In July 2021, Kaspi.kz entered the Ukrainian market after acquiring the Portmone Group payment system. In October, Kaspi signed an agreement on the purchase of BTA Bank Ukraine (a subsidiary of Kazakhstan's BTA Bank Kazakhstan). The transaction amounts were not disclosed.

==Payments==
In 2019, a network was launched for end-to-end payments, enabling the sending and receiving of instant P2P transfers between consumers and merchants via a mobile app and QR technology.

Over the first 9 months of 2020, 1.6 billion payments totaling KZT 15.2 trillion were made through Kaspi.kz, of which 19.1 million were transferred to the state budget.

In July 2020, Kaspi.kz secured ownership of the technology and algorithm for issuing payment cards using a mobile app and Kartomat (card kiosk) by obtaining a patent from the National Institute of Intellectual Property. In September 2020, Kaspi.kz made the license for Kaspi Kartomat open in Kazakhstan.

==Marketplace==
From 2018 to 2022, Kaspi.kz ranked first among Kazakhstani e-commerce platforms in the TOP KZ Retail E-Commerce ranking in terms of online sales revenue, capturing 70% of the online retail market.

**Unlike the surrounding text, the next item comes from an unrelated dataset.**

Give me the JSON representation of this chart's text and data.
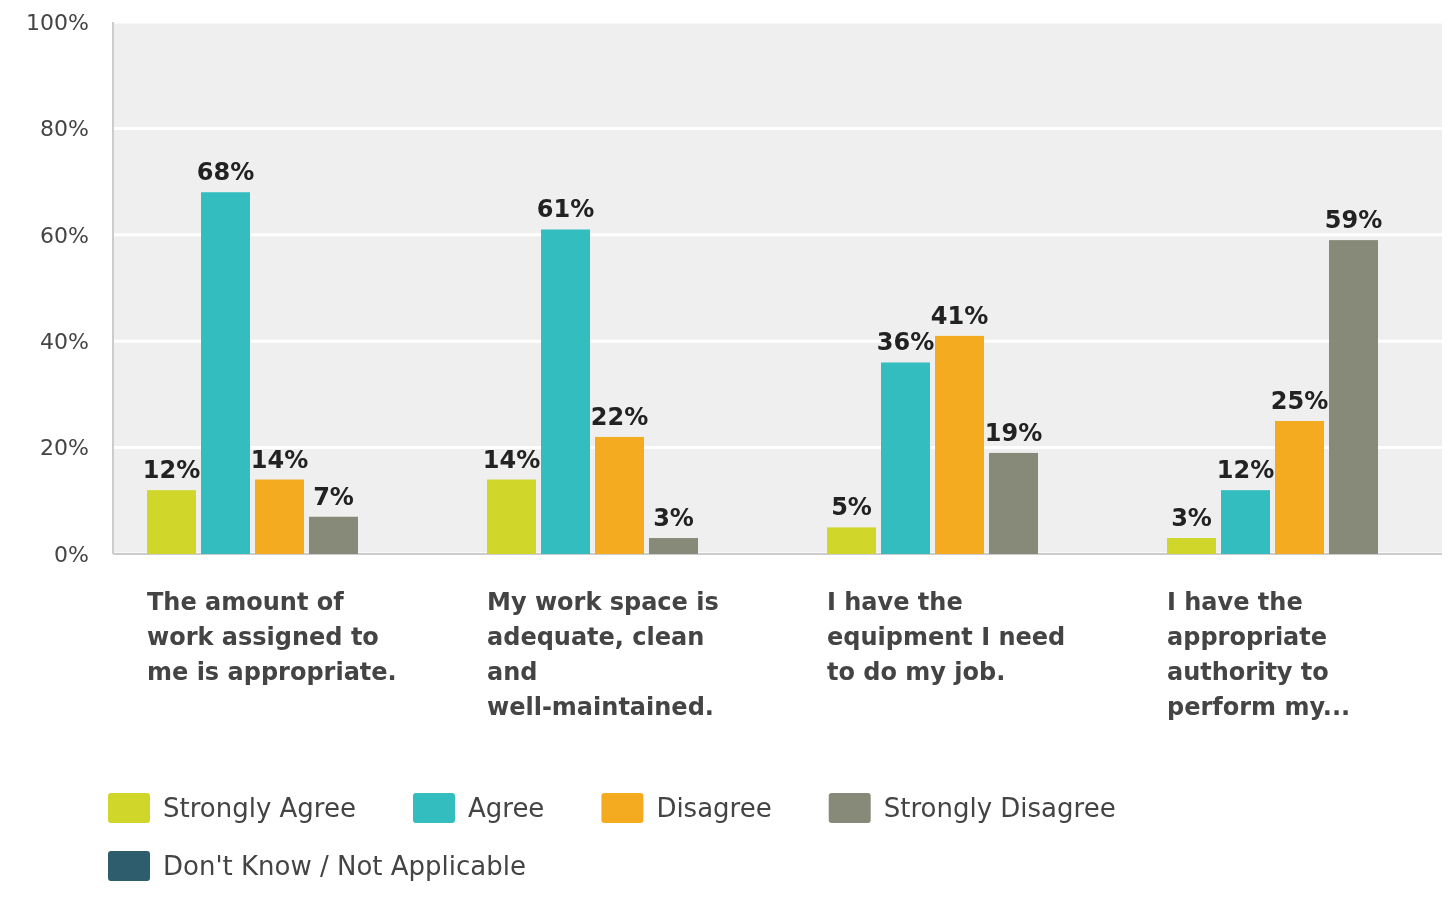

On 28 August 2020, the company acquired the online ticketing company Santufei (Kaspi Travel).

==Cooperation with the state==
In 2021, in cooperation with the Ministry of Internal Affairs, the company launched a service for car re-registration and inspection via the Kaspi.kz mobile app; a year and a half later, the option to get a driver's license reissued online was added.

In 2023, Kaspi.kz, the Ministry of Finance, and the State Revenue Committee launched the Kaspi Kassa service, which allowed entrepreneurs to obtain a single cash register/POS terminal device free of charge. With assistance from the Migration Service Committee of the Ministry of Internal Affairs, the Ministry of Justice, and RSP IPC, the option of registering and deregistering residence was also introduced.

==Management==
The chairman of the board is Mikhail Lomtadze.

Kaspi.kz shareholders are Vyacheslav Kim (23.35%), Mikhail Lomtadze (24.55%) and Baring Vostok Capital Partners (28.8%). A further 20.18% is held by public investors and 3.12% by management.

==IPO==
The IPO took place in October 2020 and was recognized as the second largest in size and fourth overall in Europe in 2020.
The initial offering price was set at $33.75 per global depository receipt (GDR).

The total size of the offering ranged from $742 million to $879 million, and the company ended up selling $1 billion worth of its stock with an implied market capitalization of $6.5 billion. After that, the company's capitalization exceeded $20 billion, making Kaspi.kz the most expensive public Kazakhstani company.

On 19 October 2023, Kaspi.kz applied to list American depositary receipts (ADRs) on the NASDAQ exchange in New York. On 19 January 2024, the company sold over 11 million shares on the NASDAQ exchange, raising over $1 billion. Kaspi.kz's IPO became the largest in the US since October the previous year and one of the first in 2024.